Publication year - 2008
Publication title -
journal of periodontology
Language(s) - English
Resource type - Journals
SCImago Journal Rank - 2.036
H-Index - 156
eISSN - 1943-3670
pISSN - 0022-3492
DOI - 10.1902/jop.2008.080139
Subject(s) - periodontitis , transcriptome , bleeding on probing , pathogenesis , chronic periodontitis , gene ontology , gene expression , dna microarray , medicine , biology , microarray , gene , pathology , bioinformatics , genetics
Background: Clinical and radiographic measures are gold standards for diagnosing periodontitis but offer little information regarding the pathogenesis of the disease. We hypothesized that a comparison of gene expression signatures between healthy and diseased gingival tissues would provide novel insights in the pathobiology of periodontitis and would inform the design of future studies. Methods: Ninety systemically healthy non‐smokers with moderate to advanced periodontitis (63 with chronic periodontitis and 27 with aggressive periodontitis) each contributed at least two diseased interproximal papillae (with bleeding on probing [BOP], probing depth [PD] ≥4 mm, and attachment loss [AL] ≥3 mm) and a healthy papilla, if available (no BOP, PD ≤4 mm, and AL ≤2 mm). RNA was extracted, amplified, reverse‐transcribed, labeled, and hybridized with whole genome microarrays.

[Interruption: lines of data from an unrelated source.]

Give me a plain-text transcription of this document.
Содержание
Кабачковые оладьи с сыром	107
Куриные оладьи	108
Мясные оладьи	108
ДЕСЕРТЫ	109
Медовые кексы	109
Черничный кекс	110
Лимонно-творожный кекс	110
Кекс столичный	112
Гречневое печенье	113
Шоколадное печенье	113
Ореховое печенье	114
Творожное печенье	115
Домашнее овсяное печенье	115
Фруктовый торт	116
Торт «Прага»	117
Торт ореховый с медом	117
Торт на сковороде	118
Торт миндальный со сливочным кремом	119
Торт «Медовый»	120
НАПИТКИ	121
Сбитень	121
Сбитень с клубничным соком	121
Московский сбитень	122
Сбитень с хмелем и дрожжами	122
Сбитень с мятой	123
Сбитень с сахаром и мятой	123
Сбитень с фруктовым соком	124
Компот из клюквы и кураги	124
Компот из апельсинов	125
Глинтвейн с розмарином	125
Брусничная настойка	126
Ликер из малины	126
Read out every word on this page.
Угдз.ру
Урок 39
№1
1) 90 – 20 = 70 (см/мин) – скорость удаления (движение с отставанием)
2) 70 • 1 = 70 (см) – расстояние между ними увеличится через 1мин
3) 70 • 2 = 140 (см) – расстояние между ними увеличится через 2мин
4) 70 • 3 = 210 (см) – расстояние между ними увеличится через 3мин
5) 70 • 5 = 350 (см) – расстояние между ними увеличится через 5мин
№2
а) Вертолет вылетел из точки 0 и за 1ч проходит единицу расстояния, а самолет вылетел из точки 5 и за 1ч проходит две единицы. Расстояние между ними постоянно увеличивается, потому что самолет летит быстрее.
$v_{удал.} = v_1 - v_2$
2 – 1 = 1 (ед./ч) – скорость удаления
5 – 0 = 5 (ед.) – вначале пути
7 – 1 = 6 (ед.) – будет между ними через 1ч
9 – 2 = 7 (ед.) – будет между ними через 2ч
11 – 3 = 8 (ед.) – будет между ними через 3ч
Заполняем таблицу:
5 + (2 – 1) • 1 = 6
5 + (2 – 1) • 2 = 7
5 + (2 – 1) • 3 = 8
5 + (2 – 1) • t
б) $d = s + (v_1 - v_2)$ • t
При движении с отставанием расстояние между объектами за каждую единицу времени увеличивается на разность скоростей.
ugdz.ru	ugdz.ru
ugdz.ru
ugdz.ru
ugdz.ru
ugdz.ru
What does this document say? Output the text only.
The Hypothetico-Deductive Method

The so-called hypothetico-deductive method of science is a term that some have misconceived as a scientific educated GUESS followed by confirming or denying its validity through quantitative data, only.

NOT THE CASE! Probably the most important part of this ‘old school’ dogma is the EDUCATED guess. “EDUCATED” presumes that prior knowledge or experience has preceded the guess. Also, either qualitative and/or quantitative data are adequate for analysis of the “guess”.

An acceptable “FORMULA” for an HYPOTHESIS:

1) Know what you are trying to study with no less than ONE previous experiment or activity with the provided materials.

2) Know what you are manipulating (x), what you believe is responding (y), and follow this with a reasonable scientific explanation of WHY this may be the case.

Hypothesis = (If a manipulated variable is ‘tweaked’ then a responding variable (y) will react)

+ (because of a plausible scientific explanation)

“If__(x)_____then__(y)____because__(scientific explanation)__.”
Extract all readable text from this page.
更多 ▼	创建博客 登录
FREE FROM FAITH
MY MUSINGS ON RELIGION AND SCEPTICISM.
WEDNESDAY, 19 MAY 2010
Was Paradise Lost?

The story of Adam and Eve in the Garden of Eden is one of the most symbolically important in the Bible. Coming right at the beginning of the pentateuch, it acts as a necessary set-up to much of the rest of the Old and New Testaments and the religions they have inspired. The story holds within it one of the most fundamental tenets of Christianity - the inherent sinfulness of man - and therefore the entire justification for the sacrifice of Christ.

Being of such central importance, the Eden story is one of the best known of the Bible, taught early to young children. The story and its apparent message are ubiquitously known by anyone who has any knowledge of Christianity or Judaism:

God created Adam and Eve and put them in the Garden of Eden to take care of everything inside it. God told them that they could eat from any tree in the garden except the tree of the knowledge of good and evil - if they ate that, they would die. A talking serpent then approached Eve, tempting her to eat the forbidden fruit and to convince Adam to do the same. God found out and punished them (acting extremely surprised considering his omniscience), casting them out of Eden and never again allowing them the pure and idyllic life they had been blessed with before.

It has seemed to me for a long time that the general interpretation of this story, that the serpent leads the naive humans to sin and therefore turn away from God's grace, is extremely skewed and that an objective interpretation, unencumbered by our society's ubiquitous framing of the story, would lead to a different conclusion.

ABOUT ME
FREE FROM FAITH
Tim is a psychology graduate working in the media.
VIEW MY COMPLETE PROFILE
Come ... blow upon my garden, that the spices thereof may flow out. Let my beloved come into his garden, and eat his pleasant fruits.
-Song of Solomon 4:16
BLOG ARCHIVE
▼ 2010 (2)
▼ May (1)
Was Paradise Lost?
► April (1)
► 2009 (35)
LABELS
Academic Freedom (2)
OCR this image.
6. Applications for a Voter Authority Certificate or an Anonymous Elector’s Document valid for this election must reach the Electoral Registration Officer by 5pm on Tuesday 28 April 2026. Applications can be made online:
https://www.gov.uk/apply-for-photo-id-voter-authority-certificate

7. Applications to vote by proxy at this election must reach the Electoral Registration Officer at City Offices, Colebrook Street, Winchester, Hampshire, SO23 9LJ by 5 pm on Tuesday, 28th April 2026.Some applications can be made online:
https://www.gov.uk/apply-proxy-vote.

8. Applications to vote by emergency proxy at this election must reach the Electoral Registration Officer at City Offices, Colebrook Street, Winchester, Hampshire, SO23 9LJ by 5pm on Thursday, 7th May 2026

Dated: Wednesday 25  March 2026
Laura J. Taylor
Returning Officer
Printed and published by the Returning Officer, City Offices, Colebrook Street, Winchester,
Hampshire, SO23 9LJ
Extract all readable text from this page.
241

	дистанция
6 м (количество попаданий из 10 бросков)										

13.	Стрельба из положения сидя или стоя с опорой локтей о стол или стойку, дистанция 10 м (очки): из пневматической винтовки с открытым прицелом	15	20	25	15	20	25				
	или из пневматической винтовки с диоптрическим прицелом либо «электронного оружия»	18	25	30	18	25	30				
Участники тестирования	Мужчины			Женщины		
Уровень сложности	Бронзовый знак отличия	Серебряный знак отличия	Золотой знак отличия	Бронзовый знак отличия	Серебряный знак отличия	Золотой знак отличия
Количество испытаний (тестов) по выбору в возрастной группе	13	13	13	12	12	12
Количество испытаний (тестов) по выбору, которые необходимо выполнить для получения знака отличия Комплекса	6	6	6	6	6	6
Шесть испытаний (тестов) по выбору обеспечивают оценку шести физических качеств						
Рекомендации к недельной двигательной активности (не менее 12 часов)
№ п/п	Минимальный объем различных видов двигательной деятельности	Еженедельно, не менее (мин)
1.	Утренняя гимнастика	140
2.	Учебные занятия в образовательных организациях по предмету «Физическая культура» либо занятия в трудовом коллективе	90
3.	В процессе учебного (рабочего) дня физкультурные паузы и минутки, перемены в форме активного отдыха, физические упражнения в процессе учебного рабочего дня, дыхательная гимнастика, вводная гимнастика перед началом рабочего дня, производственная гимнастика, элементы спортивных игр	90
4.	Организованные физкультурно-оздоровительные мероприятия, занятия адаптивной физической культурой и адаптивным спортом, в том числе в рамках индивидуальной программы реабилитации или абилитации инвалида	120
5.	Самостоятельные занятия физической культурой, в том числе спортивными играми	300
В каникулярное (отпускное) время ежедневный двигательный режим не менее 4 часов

Differential expression was assayed in 247 individual tissue samples (183 from diseased sites and 64 from healthy sites) using a standard mixed‐effects linear model approach, with patient effects considered random with a normal distribution and gingival tissue status considered a two‐level fixed effect. Gene ontology analysis classified the expression patterns into biologically relevant categories. Results: Transcriptome analysis revealed that 12,744 probe sets were differentially expressed after adjusting for multiple comparisons ( P <9.15 × 10 −7 ). Of those, 5,295 were upregulated and 7,449 were downregulated in disease compared to health. Gene ontology analysis identified 61 differentially expressed groups (adjusted P <0.05), including apoptosis, antimicrobial humoral response, antigen presentation, regulation of metabolic processes, signal transduction, and angiogenesis. Conclusion: Gingival tissue transcriptomes provide a valuable scientific tool for further hypothesis‐driven studies of the pathobiology of periodontitis.